Second, what should be stored in the const field? It could take the raw bits stored in the struct, but we want some metadata in there. Is it interesting to keep the actual line that was used to create the value?
I think .NET just keeps the raw bits and is agnostic to their content, which brings up an important point you notice below:
What if we store a compile-time constant value of a pure type defined in another assembly, then that type is changed in that assembly? For example, suppose pure struct Point is defined in Foo.dll. In Bar.dll, we have the line const Point p = new Point(2, 3);. After Bar.dll is compiled, the internal structure of Point from Foo.dll is changed, without changing any of its public interfaces. This situation probably requires a recompilation of Bar.dll, which wouldn't be necessary if we had instead used readonly Point p = new Point(2, 3);.
There are already issues with compilation order if an assembly makes use of a constant defined in another assembly and the latter assembly gets modified. Having the structure layout change could make things worse, however, since changing the layout could totally change the meaning of the pattern of bytes associated with the constant. Perhaps code which is going to define a structure-type constant could could require that the structure itself use a StructLayout tag to overlay a structure which contained all the primitives that were present in the outer structure, in their corresponding places, and had a name which was formed as a hash of the structure layout? In that case, a change to the layout of the structure would "cleanly" break code that would rely upon its layout (since the new layout would imply a new name for the overlaid structure) until such time as the code was recompiled.
Dec 3, 2014 at 5:32 PM
supercat wrote:
The language rules for C# are already NP-hard; rules that allow only primitive-recursive computations to be used with in "pure" functions would guarantee that they could be processed in a finite amount of time.
That's interesting. I'm not an expert on computability, but would this requirement possibly be very restricting? Either way, there is still a problem here: even if it's definitely finite-time, it could still be unreasonably long time.

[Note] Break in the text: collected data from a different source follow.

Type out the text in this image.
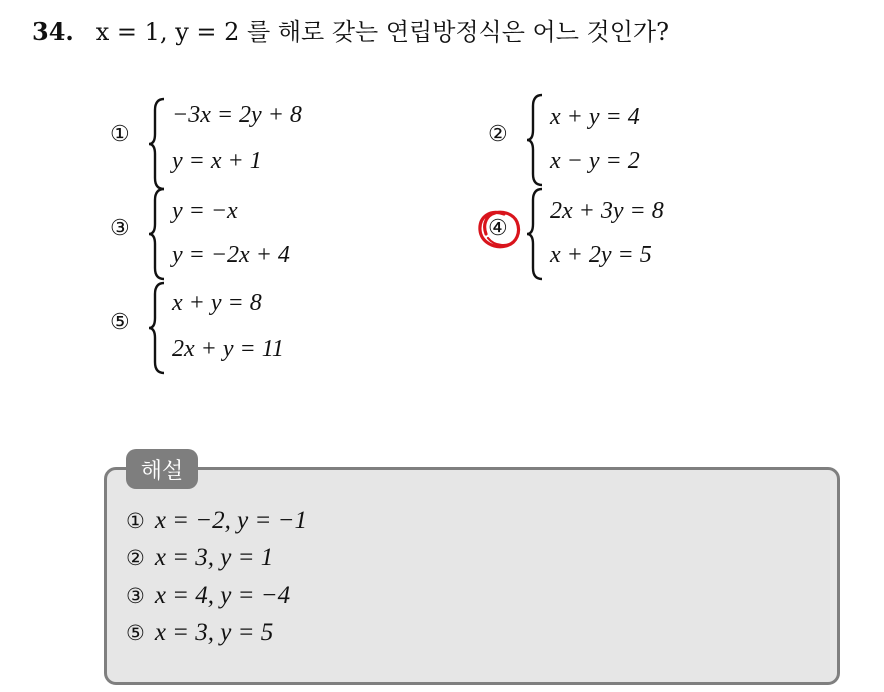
34. x = 1, y = 2 를 해로 갖는 연립방정식은 어느 것인가?
①
−3x = 2y + 8
y = x + 1
②
x + y = 4
x − y = 2
③
y = −x
y = −2x + 4
④
2x + 3y = 8
x + 2y = 5
⑤
x + y = 8
2x + y = 11
해설
① x = −2, y = −1
② x = 3, y = 1
③ x = 4, y = −4
⑤ x = 3, y = 5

Using a StructLayout doesn't feel right. If we demand an attribute, the feature loses some simplicity and purity since we now always have to refer to the correct namespaces and assemblies.
Since this feature is still quite far in the future, I'd like to make a more hypothetical suggestion. It seems conceiveable that we're gonna get record types before pure structs. Suppose we say that all pure structs must be record types (or have some similar kind of representation). For example,
pure struct Vector(double X, double Y)
{
    public double Magnitude { get { return Math.Sqrt(X * X + Y * Y); } }
}
Here, we implicitly say that X and Y are readonly. If no other fields are allowed, then this declaration always gives the same binary representation of the struct. It is impossible to change that representation without changing the public surface of the type. This also lends itself to a "canonical" representation of a struct that can be used as metadata.

Off the top if my head, I can't think of any issues introduced here that aren't already present in the current way things work. In normal usage, I don't see pure structs as having very complex structures anyway, and this seems consistent with that notion.
Dec 4, 2014 at 4:20 AM
If a structure semantically represents a fixed-sized collection of related but independent values, such as the coordinates of a vector, those values should be exposed public fields. While there are some cases where it can be useful to have a structure pretend to be an object, and structures that are pretending to be objects should have immutable fields, the notion that in someone who wants a few variables stuck together with duct tape one should have a structures try to imitate objects which act as a poor substitute for a bunch of variables stuck together with duct tape, rather having the structures act like bunches of variables stuck together with duct tape, is IMHO counterproductive and unfortunate. I see no reason for a language to encourage such an unfortunate pattern.